Cristina Branco • Mil janelas (2001)
Mandei rasgar mil janelas, na alma
Para poder ver o mar de noite e dia
Mas andam sempre fechadas,
Porque os olhos me cegavam
De cada vez que as abria.
Maria Duarte. Mil janelas.J’ai fait percer mille fenêtres dans mon âme
Afin que je puisse voir la mer nuit et jour ;
Mais elles restent fermées
Car mes yeux s’aveuglaient
Chaque fois que je les ouvrais.
Mil janelas (« Mille fenêtres ») remonte à la première époque de la carrière de Cristina Branco, celle de la collaboration avec le compositeur et soliste de guitare portugaise Custódio Castelo.

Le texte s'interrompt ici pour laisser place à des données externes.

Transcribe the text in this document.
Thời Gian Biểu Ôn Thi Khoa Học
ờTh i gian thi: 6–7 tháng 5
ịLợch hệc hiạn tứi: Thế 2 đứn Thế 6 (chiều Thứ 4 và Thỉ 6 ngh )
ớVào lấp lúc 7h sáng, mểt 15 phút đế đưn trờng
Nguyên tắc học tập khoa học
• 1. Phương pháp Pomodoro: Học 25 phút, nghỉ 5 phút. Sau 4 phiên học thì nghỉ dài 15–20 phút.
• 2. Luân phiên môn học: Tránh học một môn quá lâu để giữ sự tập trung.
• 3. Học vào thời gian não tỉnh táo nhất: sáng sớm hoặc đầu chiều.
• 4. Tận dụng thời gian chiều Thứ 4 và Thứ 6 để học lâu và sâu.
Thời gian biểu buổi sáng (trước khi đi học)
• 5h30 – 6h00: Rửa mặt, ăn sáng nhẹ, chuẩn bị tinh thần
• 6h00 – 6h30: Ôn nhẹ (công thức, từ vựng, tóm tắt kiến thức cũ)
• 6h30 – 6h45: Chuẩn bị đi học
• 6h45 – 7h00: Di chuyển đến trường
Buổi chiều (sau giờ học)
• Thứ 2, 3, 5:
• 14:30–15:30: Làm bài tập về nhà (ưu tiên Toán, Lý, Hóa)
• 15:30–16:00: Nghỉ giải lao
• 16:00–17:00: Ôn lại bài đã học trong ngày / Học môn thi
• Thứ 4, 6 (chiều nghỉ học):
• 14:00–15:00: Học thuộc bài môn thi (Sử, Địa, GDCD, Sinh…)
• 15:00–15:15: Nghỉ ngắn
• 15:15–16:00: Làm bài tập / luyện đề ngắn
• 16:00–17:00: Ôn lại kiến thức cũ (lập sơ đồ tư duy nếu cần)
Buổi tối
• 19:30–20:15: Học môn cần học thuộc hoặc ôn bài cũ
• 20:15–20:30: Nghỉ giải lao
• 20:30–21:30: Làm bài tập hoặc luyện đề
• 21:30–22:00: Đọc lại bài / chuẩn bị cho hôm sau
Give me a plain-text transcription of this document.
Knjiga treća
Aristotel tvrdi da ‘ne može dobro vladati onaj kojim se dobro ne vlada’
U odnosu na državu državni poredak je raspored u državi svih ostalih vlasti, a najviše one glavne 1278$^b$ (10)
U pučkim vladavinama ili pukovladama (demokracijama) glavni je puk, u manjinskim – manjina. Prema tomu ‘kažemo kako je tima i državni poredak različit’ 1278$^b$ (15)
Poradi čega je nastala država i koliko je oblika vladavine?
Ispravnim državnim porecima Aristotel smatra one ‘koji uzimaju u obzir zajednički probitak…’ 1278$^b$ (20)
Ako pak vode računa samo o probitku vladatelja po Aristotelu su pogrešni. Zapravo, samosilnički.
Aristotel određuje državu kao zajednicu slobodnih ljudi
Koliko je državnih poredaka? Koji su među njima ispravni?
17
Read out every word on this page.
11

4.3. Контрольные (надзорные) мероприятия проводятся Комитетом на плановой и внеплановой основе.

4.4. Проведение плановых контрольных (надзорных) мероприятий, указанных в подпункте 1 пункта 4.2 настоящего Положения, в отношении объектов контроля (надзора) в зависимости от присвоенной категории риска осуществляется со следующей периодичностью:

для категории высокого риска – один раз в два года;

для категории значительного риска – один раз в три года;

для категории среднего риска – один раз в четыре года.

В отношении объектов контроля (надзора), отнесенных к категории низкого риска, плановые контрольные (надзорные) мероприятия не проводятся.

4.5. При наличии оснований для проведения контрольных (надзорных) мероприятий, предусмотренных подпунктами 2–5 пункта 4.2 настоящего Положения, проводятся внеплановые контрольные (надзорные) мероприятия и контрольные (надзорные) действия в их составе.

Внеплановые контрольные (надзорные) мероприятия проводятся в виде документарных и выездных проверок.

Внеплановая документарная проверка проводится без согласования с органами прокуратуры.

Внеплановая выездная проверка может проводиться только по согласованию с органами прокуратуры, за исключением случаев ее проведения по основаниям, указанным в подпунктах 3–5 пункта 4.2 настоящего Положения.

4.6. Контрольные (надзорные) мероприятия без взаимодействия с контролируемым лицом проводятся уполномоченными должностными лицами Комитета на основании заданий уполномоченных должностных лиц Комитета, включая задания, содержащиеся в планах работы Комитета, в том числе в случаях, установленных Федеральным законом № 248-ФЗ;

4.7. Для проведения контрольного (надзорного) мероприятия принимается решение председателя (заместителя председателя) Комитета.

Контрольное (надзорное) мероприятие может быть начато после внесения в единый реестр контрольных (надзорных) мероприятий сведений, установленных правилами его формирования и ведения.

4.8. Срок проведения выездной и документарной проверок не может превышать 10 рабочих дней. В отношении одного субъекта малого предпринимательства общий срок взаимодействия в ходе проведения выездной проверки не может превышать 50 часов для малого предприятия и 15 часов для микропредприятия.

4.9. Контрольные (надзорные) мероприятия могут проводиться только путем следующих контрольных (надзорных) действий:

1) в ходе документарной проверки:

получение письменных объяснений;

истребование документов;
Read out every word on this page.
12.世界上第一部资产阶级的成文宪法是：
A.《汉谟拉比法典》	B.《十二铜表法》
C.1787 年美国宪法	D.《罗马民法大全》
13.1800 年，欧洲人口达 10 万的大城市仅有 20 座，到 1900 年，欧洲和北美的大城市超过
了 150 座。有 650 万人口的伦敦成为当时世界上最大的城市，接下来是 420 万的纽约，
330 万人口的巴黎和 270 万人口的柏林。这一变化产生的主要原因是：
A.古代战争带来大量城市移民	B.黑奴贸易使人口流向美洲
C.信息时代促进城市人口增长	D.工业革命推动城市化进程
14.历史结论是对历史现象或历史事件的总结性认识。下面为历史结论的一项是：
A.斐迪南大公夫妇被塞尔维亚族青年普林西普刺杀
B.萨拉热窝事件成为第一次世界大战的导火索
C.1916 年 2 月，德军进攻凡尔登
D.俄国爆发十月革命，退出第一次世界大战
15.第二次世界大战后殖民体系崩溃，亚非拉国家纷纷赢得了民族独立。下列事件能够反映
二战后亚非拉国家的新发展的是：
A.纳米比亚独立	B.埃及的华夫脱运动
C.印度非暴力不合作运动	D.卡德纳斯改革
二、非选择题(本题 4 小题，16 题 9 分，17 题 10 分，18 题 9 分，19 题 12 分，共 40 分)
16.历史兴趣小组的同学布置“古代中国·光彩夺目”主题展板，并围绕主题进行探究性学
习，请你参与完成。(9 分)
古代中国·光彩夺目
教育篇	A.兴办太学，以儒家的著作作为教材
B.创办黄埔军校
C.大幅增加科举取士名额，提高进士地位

Ce qu’elle faisait alors s’apparentait au Fado, mais je me demande si elle y croyait vraiment – je veux dire, si elle croyait à la possibilité pour elle de chanter le Fado. Mil janelas, sur un poème de Maria Duarte (dont j’ignore tout, sinon qu’elle a beaucoup écrit pour Cristina Branco à ce moment-là), fait partie de l’album Corpo iluminado (« Corps illuminé »), selon moi le meilleur de la chanteuse.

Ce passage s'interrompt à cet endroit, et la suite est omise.